With the current uncertainty around us due to the Covid-19 virus, it’s even more important to be good to yourself and give your body what it needs to keep going. In order to properly manage the condition and keep you on the go, enjoying both the big and little things in life, here are some important things to consider.

Diabetes in A Time of COVID-19

Food

Healthy food options are just the tip of the iceberg but don’t worry about missing out on your favorites. Just be diligent about smaller portions and cut back on the frequency of treats. According to the National Institute of Diabetes and Digestive and Kidney Diseases (NIDDK) it’s good practice to fill your plate with foods from all the food groups.
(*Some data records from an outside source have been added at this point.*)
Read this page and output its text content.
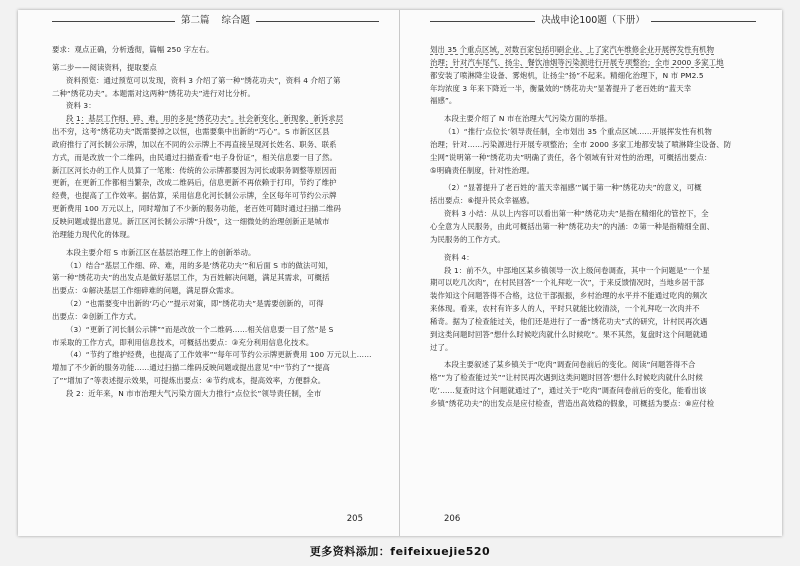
第二篇	综合题

要求：观点正确，分析透彻，篇幅 250 字左右。

第二步——阅读资料，提取要点

资料预览：通过预览可以发现，资料 3 介绍了第一种“绣花功夫”，资料 4 介绍了第

二种“绣花功夫”。本题需对这两种“绣花功夫”进行对比分析。

资料 3：

段 1：基层工作细、碎、难，用的多是“绣花功夫”。社会新变化、新现象、新诉求层

出不穷，这考“绣花功夫”既需要掉之以恒，也需要集中出新的“巧心”。S 市新区区县

政府推行了河长制公示牌，加以在不同的公示牌上不再直接呈现河长姓名、职务、联系

方式，而是改放一个二维码，由民通过扫描查看“电子身份证”，相关信息要一目了然。

新江区河长办的工作人员算了一笔账：传统的公示牌都要因为河长或职务调整等原因而

更新，在更新工作都相当繁杂，改成二维码后，信息更新不再依赖于打印，节约了维护

经费，也提高了工作效率。据估算，采用信息化河长制公示牌，全区每年可节约公示牌

更新费用 100 万元以上，同时增加了不少新的服务功能，老百姓可随时通过扫描二维码

反映问题或提出意见。新江区河长制公示牌“升级”，这一细微处的治理创新正是城市

治理能力现代化的体现。

本段主要介绍 S 市新江区在基层治理工作上的创新举动。

（1）结合“基层工作细、碎、难，用的多是‘绣花功夫’”和后面 S 市的做法可知，

第一种“绣花功夫”的出发点是做好基层工作，为百姓解决问题，满足其需求，可概括

出要点：①解决基层工作细碎难的问题，满足群众需求。

（2）“也需要变中出新的‘巧心’”提示对策，即“绣花功夫”是需要创新的，可得

出要点：②创新工作方式。

（3）“更新了河长制公示牌”“而是改放一个二维码……相关信息要一目了然”是 S

市采取的工作方式，即利用信息技术，可概括出要点：③充分利用信息化技术。

（4）“节约了维护经费，也提高了工作效率”“每年可节约公示牌更新费用 100 万元以上……

增加了不少新的服务功能……通过扫描二维码反映问题或提出意见”中“节约了”“提高

了”“增加了”等表述提示效果，可提炼出要点：④节约成本，提高效率，方便群众。

段 2：近年来，N 市市治理大气污染方面大力推行“点位长”领导责任制，全市

205
决战申论100题（下册）

划出 35 个重点区域，对数百家包括印刷企业、上了家汽车维修企业开展挥发性有机物

治理；针对汽车尾气、扬尘、餐饮油烟等污染源进行开展专项整治；全市 2000 多家工地

都安装了喷淋降尘设备、雾炮机，让扬尘“扬”不起来。精细化治理下，N 市 PM2.5

年均浓度 3 年来下降近一半，衡量效的“绣花功夫”显著提升了老百姓的“蓝天幸

福感”。

本段主要介绍了 N 市在治理大气污染方面的举措。

（1）“推行‘点位长’领导责任制，全市划出 35 个重点区域……开展挥发性有机物

治理；针对……污染源进行开展专项整治；全市 2000 多家工地都安装了喷淋降尘设备、防

尘网”说明第一种“绣花功夫”明确了责任，各个领域有针对性的治理，可概括出要点：

⑤明确责任制度，针对性治理。

（2）“显著提升了老百姓的‘蓝天幸福感’”属于第一种“绣花功夫”的意义，可概

括出要点：⑥提升民众幸福感。

资料 3 小结：从以上内容可以看出第一种“绣花功夫”是指在精细化的管控下，全

心全意为人民服务，由此可概括出第一种“绣花功夫”的内涵：⑦第一种是指精细全面、

为民服务的工作方式。

资料 4：

段 1：前不久，中部地区某乡镇领导一次上级问卷调查，其中一个问题是“一个星

期可以吃几次肉”，在村民回答“一个礼拜吃一次”，于来反馈情况时，当地乡居干部

装作知这个问题答得不合格，这位干部振振，乡村治理的水平并不能通过吃肉的频次

来体现。看来，农村有许多人的人，平时只就能比较清淡，一个礼拜吃一次肉并不

稀奇。据为了检查能过关，他们还是进行了一番“绣花功夫”式的研究，计村民再次遇

到这类问题时回答“想什么时候吃肉就什么时候吃”。果不其然，复盘时这个问题就通

过了。

本段主要叙述了某乡镇关于“吃肉”调查问卷前后的变化。阅读“问题答得不合

格”“为了检查能过关”“让村民再次遇到这类问题时回答‘想什么时候吃肉就什么时候

吃’……复查时这个问题就通过了”，通过关于“吃肉”调查问卷前后的变化，能看出该

乡镇“绣花功夫”的出发点是应付检查，营造出高效稳的假象，可概括为要点：⑧应付检

206
更多资料添加：feifeixuejie520
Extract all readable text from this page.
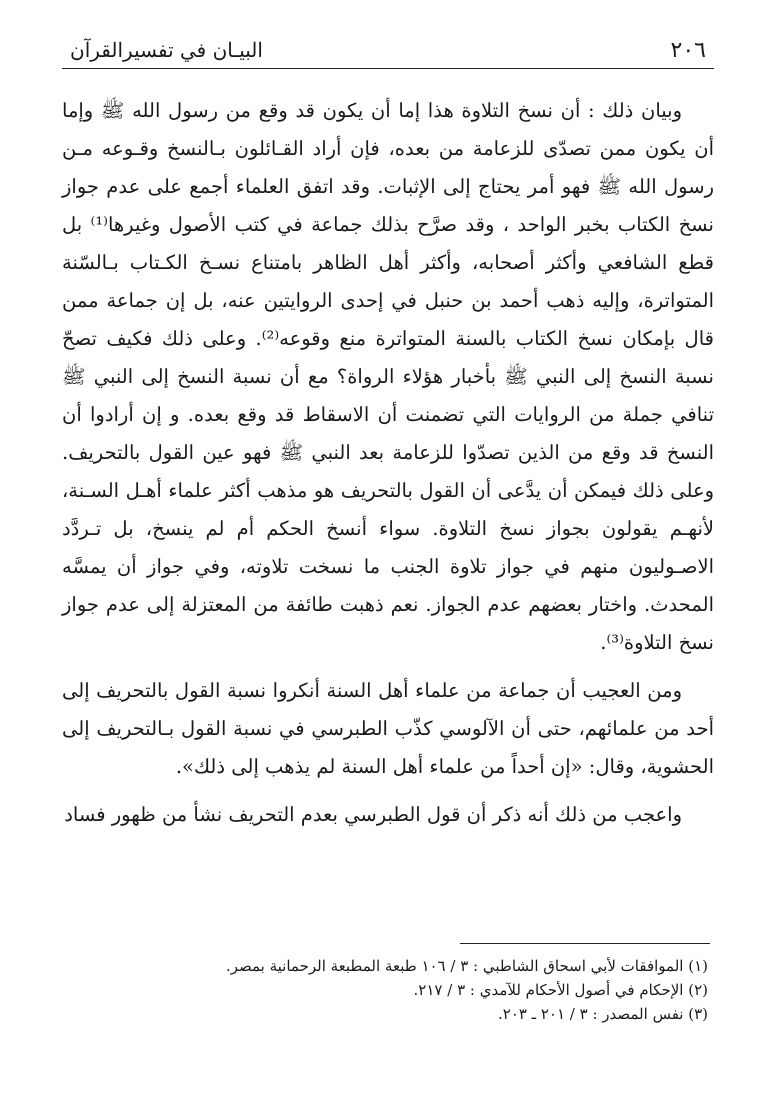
٢٠٦
البيـان في تفسيرالقرآن

وبيان ذلك : أن نسخ التلاوة هذا إما أن يكون قد وقع من رسول الله ﷺ وإما أن يكون ممن تصدّى للزعامة من بعده، فإن أراد القـائلون بـالنسخ وقـوعه مـن رسول الله ﷺ فهو أمر يحتاج إلى الإثبات. وقد اتفق العلماء أجمع على عدم جواز نسخ الكتاب بخبر الواحد ، وقد صرَّح بذلك جماعة في كتب الأصول وغيرها⁽¹⁾ بل قطع الشافعي وأكثر أصحابه، وأكثر أهل الظاهر بامتناع نسـخ الكـتاب بـالسّنة المتواترة، وإليه ذهب أحمد بن حنبل في إحدى الروايتين عنه، بل إن جماعة ممن قال بإمكان نسخ الكتاب بالسنة المتواترة منع وقوعه⁽²⁾. وعلى ذلك فكيف تصحّ نسبة النسخ إلى النبي ﷺ بأخبار هؤلاء الرواة؟ مع أن نسبة النسخ إلى النبي ﷺ تنافي جملة من الروايات التي تضمنت أن الاسقاط قد وقع بعده. و إن أرادوا أن النسخ قد وقع من الذين تصدّوا للزعامة بعد النبي ﷺ فهو عين القول بالتحريف. وعلى ذلك فيمكن أن يدَّعى أن القول بالتحريف هو مذهب أكثر علماء أهـل السـنة، لأنهـم يقولون بجواز نسخ التلاوة. سواء أنسخ الحكم أم لم ينسخ، بل تـردَّد الاصـوليون منهم في جواز تلاوة الجنب ما نسخت تلاوته، وفي جواز أن يمسَّه المحدث. واختار بعضهم عدم الجواز. نعم ذهبت طائفة من المعتزلة إلى عدم جواز نسخ التلاوة⁽³⁾.

ومن العجيب أن جماعة من علماء أهل السنة أنكروا نسبة القول بالتحريف إلى أحد من علمائهم، حتى أن الآلوسي كذّب الطبرسي في نسبة القول بـالتحريف إلى الحشوية، وقال: «إن أحداً من علماء أهل السنة لم يذهب إلى ذلك».

واعجب من ذلك أنه ذكر أن قول الطبرسي بعدم التحريف نشأ من ظهور فساد

(١) الموافقات لأبي اسحاق الشاطبي : ٣ / ١٠٦ طبعة المطبعة الرحمانية بمصر.
(٢) الإحكام في أصول الأحكام للآمدي : ٣ / ٢١٧.
(٣) نفس المصدر : ٣ / ٢٠١ ـ ٢٠٣.
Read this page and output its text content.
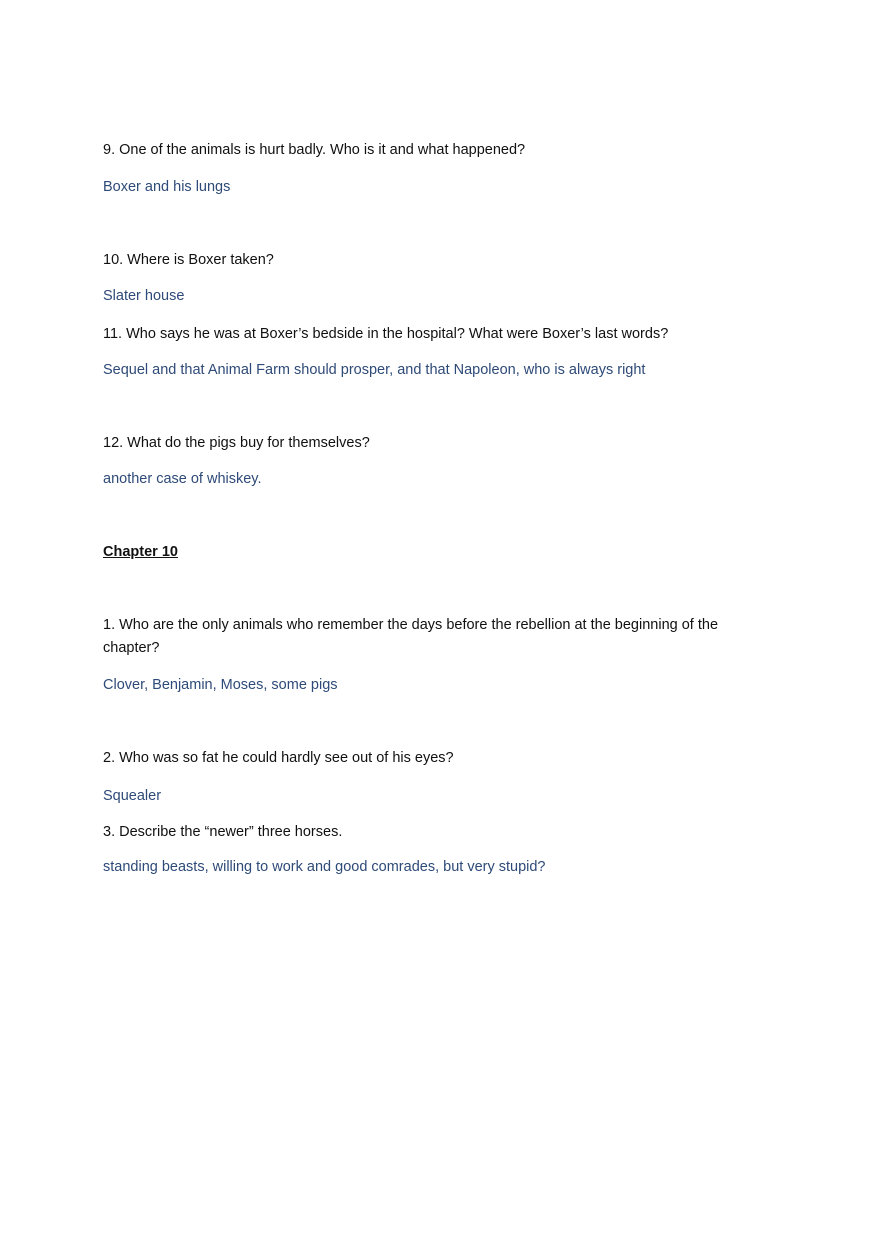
9. One of the animals is hurt badly. Who is it and what happened?
Boxer and his lungs
10. Where is Boxer taken?
Slater house
11. Who says he was at Boxer’s bedside in the hospital? What were Boxer’s last words?
Sequel and that Animal Farm should prosper, and that Napoleon, who is always right
12. What do the pigs buy for themselves?
another case of whiskey.
Chapter 10
1. Who are the only animals who remember the days before the rebellion at the beginning of the chapter?
Clover, Benjamin, Moses, some pigs
2. Who was so fat he could hardly see out of his eyes?
Squealer
3. Describe the “newer” three horses.
standing beasts, willing to work and good comrades, but very stupid?
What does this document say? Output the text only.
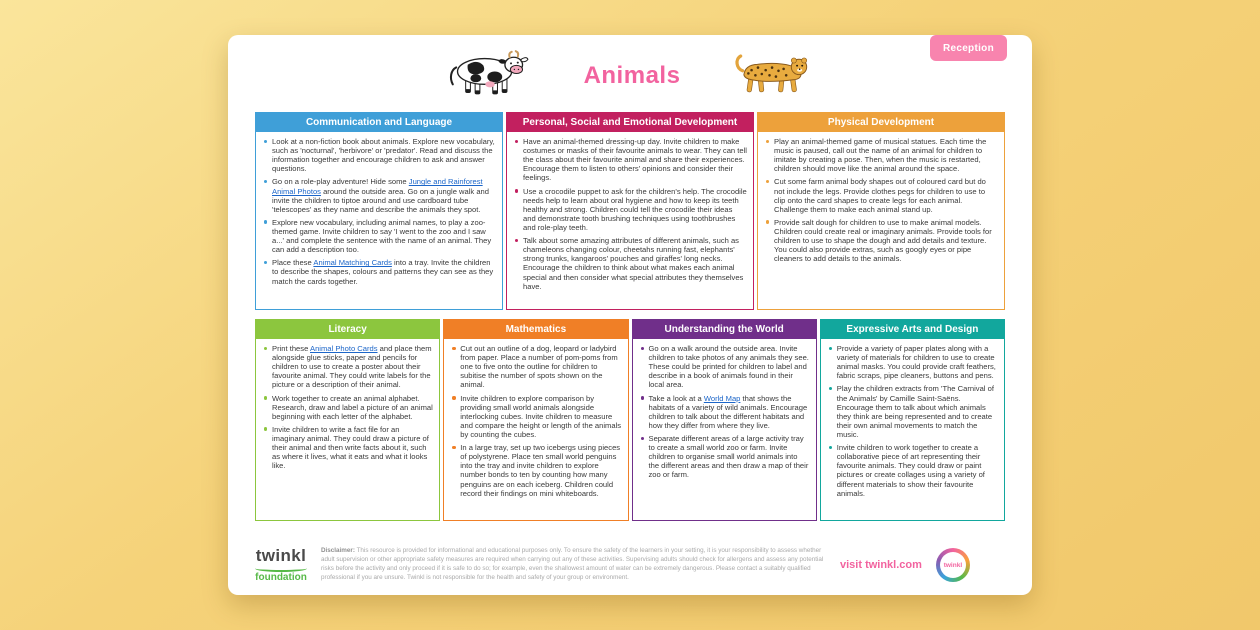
Reception
Animals
Communication and Language
Look at a non-fiction book about animals. Explore new vocabulary, such as 'nocturnal', 'herbivore' or 'predator'. Read and discuss the information together and encourage children to ask and answer questions.
Go on a role-play adventure! Hide some Jungle and Rainforest Animal Photos around the outside area. Go on a jungle walk and invite the children to tiptoe around and use cardboard tube 'telescopes' as they name and describe the animals they spot.
Explore new vocabulary, including animal names, to play a zoo-themed game. Invite children to say 'I went to the zoo and I saw a...' and complete the sentence with the name of an animal. They can add a description too.
Place these Animal Matching Cards into a tray. Invite the children to describe the shapes, colours and patterns they can see as they match the cards together.
Personal, Social and Emotional Development
Have an animal-themed dressing-up day. Invite children to make costumes or masks of their favourite animals to wear. They can tell the class about their favourite animal and share their experiences. Encourage them to listen to others' opinions and consider their feelings.
Use a crocodile puppet to ask for the children's help. The crocodile needs help to learn about oral hygiene and how to keep its teeth healthy and strong. Children could tell the crocodile their ideas and demonstrate tooth brushing techniques using toothbrushes and role-play teeth.
Talk about some amazing attributes of different animals, such as chameleons changing colour, cheetahs running fast, elephants' strong trunks, kangaroos' pouches and giraffes' long necks. Encourage the children to think about what makes each animal special and then consider what special attributes they themselves have.
Physical Development
Play an animal-themed game of musical statues. Each time the music is paused, call out the name of an animal for children to imitate by creating a pose. Then, when the music is restarted, children should move like the animal around the space.
Cut some farm animal body shapes out of coloured card but do not include the legs. Provide clothes pegs for children to use to clip onto the card shapes to create legs for each animal. Challenge them to make each animal stand up.
Provide salt dough for children to use to make animal models. Children could create real or imaginary animals. Provide tools for children to use to shape the dough and add details and texture. You could also provide extras, such as googly eyes or pipe cleaners to add details to the animals.
Literacy
Print these Animal Photo Cards and place them alongside glue sticks, paper and pencils for children to use to create a poster about their favourite animal. They could write labels for the picture or a description of their animal.
Work together to create an animal alphabet. Research, draw and label a picture of an animal beginning with each letter of the alphabet.
Invite children to write a fact file for an imaginary animal. They could draw a picture of their animal and then write facts about it, such as where it lives, what it eats and what it looks like.
Mathematics
Cut out an outline of a dog, leopard or ladybird from paper. Place a number of pom-poms from one to five onto the outline for children to subitise the number of spots shown on the animal.
Invite children to explore comparison by providing small world animals alongside interlocking cubes. Invite children to measure and compare the height or length of the animals by counting the cubes.
In a large tray, set up two icebergs using pieces of polystyrene. Place ten small world penguins into the tray and invite children to explore number bonds to ten by counting how many penguins are on each iceberg. Children could record their findings on mini whiteboards.
Understanding the World
Go on a walk around the outside area. Invite children to take photos of any animals they see. These could be printed for children to label and describe in a book of animals found in their local area.
Take a look at a World Map that shows the habitats of a variety of wild animals. Encourage children to talk about the different habitats and how they differ from where they live.
Separate different areas of a large activity tray to create a small world zoo or farm. Invite children to organise small world animals into the different areas and then draw a map of their zoo or farm.
Expressive Arts and Design
Provide a variety of paper plates along with a variety of materials for children to use to create animal masks. You could provide craft feathers, fabric scraps, pipe cleaners, buttons and pens.
Play the children extracts from 'The Carnival of the Animals' by Camille Saint-Saëns. Encourage them to talk about which animals they think are being represented and to create their own animal movements to match the music.
Invite children to work together to create a collaborative piece of art representing their favourite animals. They could draw or paint pictures or create collages using a variety of different materials to show their favourite animals.
twinkl
foundation
Disclaimer: This resource is provided for informational and educational purposes only. To ensure the safety of the learners in your setting, it is your responsibility to assess whether adult supervision or other appropriate safety measures are required when carrying out any of these activities. Supervising adults should check for allergens and assess any potential risks before the activity and only proceed if it is safe to do so; for example, even the shallowest amount of water can be extremely dangerous. Please contact a suitably qualified professional if you are unsure. Twinkl is not responsible for the health and safety of your group or environment.
visit twinkl.com	twinkl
Meal planning is a great way to ensure you’re eating healthy portions. This method also helps you to plan for snacks as well as keep track of carbohydrates or calories in the foods you’re preparing to ensure you’re not wasting your time on empty carbs or calories. The American Diabetes Association (ADA) offers some tips to help get started.anti-aging | Longevity LIVE

Plan ahead and be flexible when shopping by having alternative choices for foods if the supermarket isn’t well-stocked. The recent rush of people buying whatever they can find has left many searching for other options.

What to Avoid

It’s best to skip the high carb foods and drinks. Also, try to limit these foods:

  • Starchy foods
  • Sweets
  • Milk
  • Refined grains
  • Added sugars
  • Fruits

It’s also a good idea to avoid shopping or exercise during peak hours. Being diabetic puts you in a higher risk category for viruses such as Covid-19. Take advantage of special shopping hours for seniors and those with compromised health. Most establishments offer these times right after they clean and sanitize their stores. Plus fewer people should make your outing quicker.

Timing

Don’t wait for illness or natural disasters to strike before planning a bit. The ADA recommends building an emergency kit that is easy to locate. Be sure to have the names and phone numbers of important contacts such as your family, doctors, and pharmacy. Copies of insurance information, medications, and their dosages are a good idea, as well as a supply of testing supplies, prescriptions, or insulin, rubbing alcohol and cotton swabs. Add some hard candies, soda, and Jell-O if you tend to have low blood sugar.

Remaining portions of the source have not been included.